Unlike forward engineering, where products are designed from a pool of knowledge and research, back-engineering is often based on limited knowledge about how the product was made. Engineers then have to work backward by disassembling the original design layer by layer or piece by piece. Today, there are scanners used to capture accurate dimensions and data of the existing geometry. The scanned data is more accurate than that acquired by manual measurements. The acquired data can then be manipulated or used to recreate the exact design.
Importance of Reverse Engineering
Espionage- The concept of reverse engineering was heavily employed by military engineers tasked with creating or improving military equipment often designed by their enemies. To gain military advantage, reverse engineering was used to analyze foreign military equipment and technology seized during the war. The engineers had to understand the working principles of equipment that they had no clue how it was manufactured.
Legacy Parts Replacement- Today, the manufacturing industry has put the concept of reverse engineering into use. Many of the machine parts used in the production of products are outdated and do not have design drawings or specifications. This why manufacturing companies often find it necessary to reverse engineer such parts when they have to be repaired, replaced, or modernized. This is usually a costly and lengthy process since the engineers are working with minimal or no knowledge.
Parts Repair or Service
More than often, parts that the OEM does not support will require to be serviced or repaired. It is advisable first to understand how the product before attempting any repair or service. If there are no design documents available for the worn-out parts, reverse engineering can create such documents. Data acquired through reverse engineering can be used to inform the repair and service of complex parts. Working backward on a piece of equipment can help map out a better route to access and service some specific equipment components. Technicians can also use the data from reverse engineering to know which part to remove, replace or repair for a given malfunction.

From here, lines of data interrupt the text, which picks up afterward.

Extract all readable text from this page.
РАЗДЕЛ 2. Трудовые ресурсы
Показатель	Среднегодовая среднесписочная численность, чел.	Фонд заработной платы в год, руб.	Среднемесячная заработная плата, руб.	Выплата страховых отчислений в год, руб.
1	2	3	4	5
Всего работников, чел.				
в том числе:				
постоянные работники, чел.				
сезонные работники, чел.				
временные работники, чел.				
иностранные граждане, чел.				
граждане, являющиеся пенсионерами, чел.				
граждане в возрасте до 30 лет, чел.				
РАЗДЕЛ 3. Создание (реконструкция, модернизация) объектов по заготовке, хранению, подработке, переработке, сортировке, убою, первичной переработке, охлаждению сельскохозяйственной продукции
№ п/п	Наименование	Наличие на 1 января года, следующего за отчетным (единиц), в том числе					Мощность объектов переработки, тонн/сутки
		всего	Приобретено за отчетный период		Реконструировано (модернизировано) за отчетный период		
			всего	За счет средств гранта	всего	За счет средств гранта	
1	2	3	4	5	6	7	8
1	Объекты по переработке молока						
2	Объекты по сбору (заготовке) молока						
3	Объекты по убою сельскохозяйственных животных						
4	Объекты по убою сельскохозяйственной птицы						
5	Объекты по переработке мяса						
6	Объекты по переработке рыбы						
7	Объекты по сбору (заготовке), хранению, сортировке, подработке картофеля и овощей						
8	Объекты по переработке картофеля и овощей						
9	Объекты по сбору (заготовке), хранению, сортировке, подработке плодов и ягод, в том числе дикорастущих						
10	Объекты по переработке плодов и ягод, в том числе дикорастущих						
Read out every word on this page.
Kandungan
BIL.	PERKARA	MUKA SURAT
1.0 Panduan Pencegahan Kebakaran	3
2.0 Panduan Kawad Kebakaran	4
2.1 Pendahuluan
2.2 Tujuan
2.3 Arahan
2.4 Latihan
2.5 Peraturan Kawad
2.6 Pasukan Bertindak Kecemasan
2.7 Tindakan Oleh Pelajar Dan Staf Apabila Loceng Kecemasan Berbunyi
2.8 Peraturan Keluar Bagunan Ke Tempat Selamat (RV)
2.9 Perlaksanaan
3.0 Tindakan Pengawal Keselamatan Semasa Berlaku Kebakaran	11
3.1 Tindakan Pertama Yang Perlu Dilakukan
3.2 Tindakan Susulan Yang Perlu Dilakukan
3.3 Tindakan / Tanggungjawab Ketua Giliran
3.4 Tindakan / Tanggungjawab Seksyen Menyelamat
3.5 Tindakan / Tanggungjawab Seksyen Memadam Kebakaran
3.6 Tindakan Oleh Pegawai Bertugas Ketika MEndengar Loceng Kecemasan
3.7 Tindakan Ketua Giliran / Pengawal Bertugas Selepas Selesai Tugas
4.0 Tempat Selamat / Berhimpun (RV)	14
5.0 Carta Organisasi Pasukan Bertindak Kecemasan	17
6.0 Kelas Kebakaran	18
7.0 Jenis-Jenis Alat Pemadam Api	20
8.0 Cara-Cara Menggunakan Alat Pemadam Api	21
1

During the development of new machinery and equipment, it is often hard to establish which parts are bound to fail until the whole system is assembled. That’s when the malfunctions set in. reverse engineering is vital in developing digital design files that reveal design flaws. While the system is being taken apart, it is easier to establish design flaws through damaged parts.
Improvement of Parts
After engineers have conducted a failure analysis, they may find it necessary to alter some components’ design. The data extracted from scanning the original faulty design can be manipulated to improve the part’s design. Suppose manufacturers of such replacement parts have gone out of business or have stopped manufacturing the parts. In that case, it is easier for engineers to recreate the parts by scanning the original worn-out or faulty parts.
With today’s 3D CAD and 3D scanning technologies, reverse engineering has become a cheaper option than replacing the whole system just because of a single failing component. Manufacturers have also widely used the concept to improve existing machinery and software, minimize the time to market, and save tons of cash on repairs and replacements. Reverse engineering has also played a key role in flagging out potential patent infringements.